Et c’est là qu’Al va lui faire une incroyable révélation : il y a là, tout près, au fond de la roulotte, un passage permettant de remonter le temps !
De quitter 2011 pour se retrouver en 1958 !
Al l’a emprunté bien des fois, ce sas temporel. Pour de courtes périodes d’abord, puis avec en tête cette idée qui s’est imposée peu à peu : et s’il avait ainsi la possibilité d’empêcher l’assassinat de J.F. Kennedy à Dallas en 1963 ?
Mais Al est trop malade, ses jours sont comptés, et il demande à Jake de prendre le relai pour mener cette mission à bien.
Bien sûr, je pourrais continuer mon résumé en détaillant les rencontres de Jake, sa plongée dans l’Amérique de la fin des années 50, ses nombreuses interrogations sur la manière dont ses actes vont influencer le futur, et comment ce passé en cours d’écriture résiste à toute intrusion. Mais j’ai pris tellement de plaisir à tourner les pages, à m’interroger sur les rebondissements à venir, à attendre impatiemment de reprendre ma lecture lorsque j’étais obligée de l’interrompre, que j’aurais de suite pendu haut et court la première personne qui aurait essayé de me dévoiler un morceau, même infime, de l’intrigue.
Il vous faudra donc vous contenter du bref résumé des premières pages, et découvrir par vous-même toute la richesse de ce livre.

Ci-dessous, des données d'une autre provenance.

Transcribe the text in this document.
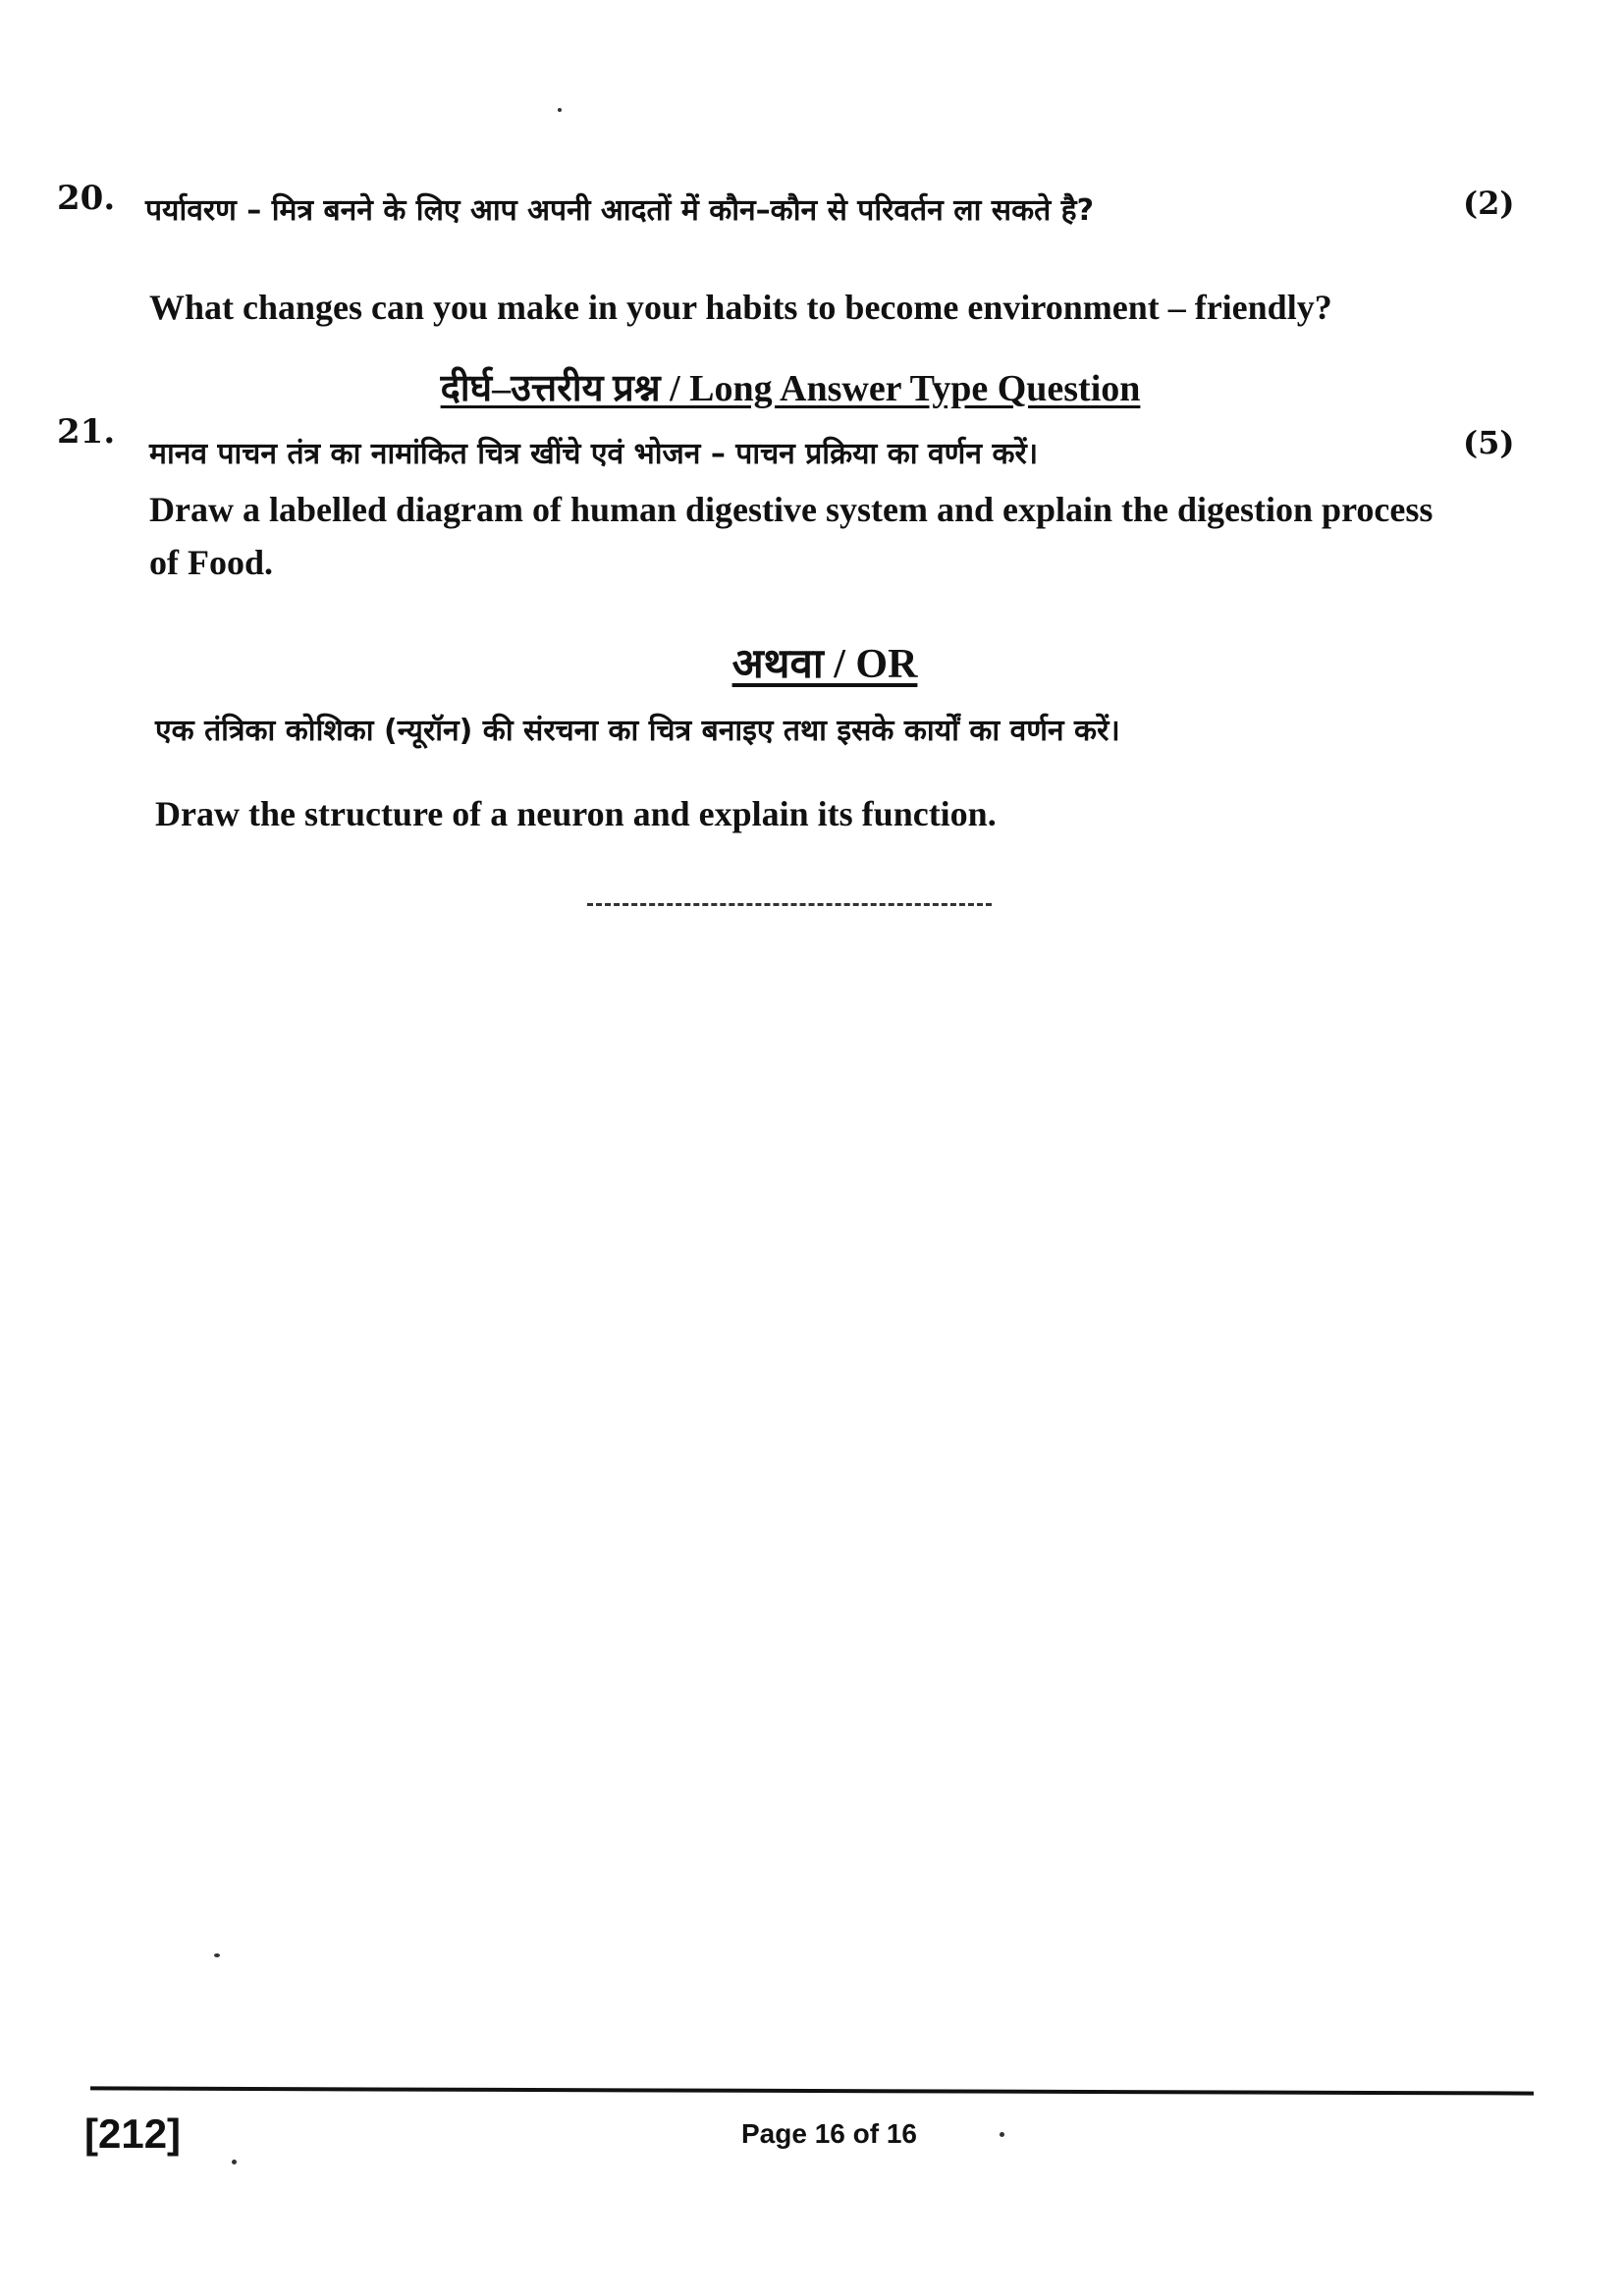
20. पर्यावरण – मित्र बनने के लिए आप अपनी आदतों में कौन–कौन से परिवर्तन ला सकते है?	(2)
What changes can you make in your habits to become environment – friendly?
दीर्घ–उत्तरीय प्रश्न / Long Answer Type Question
21.
मानव पाचन तंत्र का नामांकित चित्र खींचे एवं भोजन – पाचन प्रक्रिया का वर्णन करें।	(5)
Draw a labelled diagram of human digestive system and explain the digestion process
of Food.
अथवा / OR
एक तंत्रिका कोशिका (न्यूरॉन) की संरचना का चित्र बनाइए तथा इसके कार्यों का वर्णन करें।
Draw the structure of a neuron and explain its function.
[212]	Page 16 of 16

J’ai eu beau traquer la moindre faille de raisonnement dans le maniement du paradoxe temporel, je n’y suis pas parvenue. Le zeste de fantastique introduit par ce voyage dans le temps ravira les plus rebelles au genre « SF/fantastique ».
Le sas temporel, et la manière dont il fonctionne, dont les personnages l’utilisent, est une trouvaille de génie.
Quant aux lecteurs fidèles de Stephen King, ils retrouveront avec plaisir les thèmes favoris du Maître : les énergies sombres de certains lieux (avec un clin d’œil au livre « Ça »), le mal sournois et la folie qui ronge certains hommes, les destins malmenés, l’interaction des personnages divers, le décryptage de la notion de réalité, le tout avec un talent de conteur hors du commun.
L’immersion dans cette époque très précise de l’Amérique montre le décalage entre une Amérique devenue fantasmée (c’était mieux avant) et ce qui en a été occulté dans les mémoires : le racisme ambiant, le statut de la femme dans la société, les codes de comportement, et tant d’autres domaines encore.
Cette question posée : « Et si J.F.K. n’était pas mort à Dallas ?», la majorité des Américains doit l’avoir à l’esprit.
Stephen King y apporte une réponse, sa réponse.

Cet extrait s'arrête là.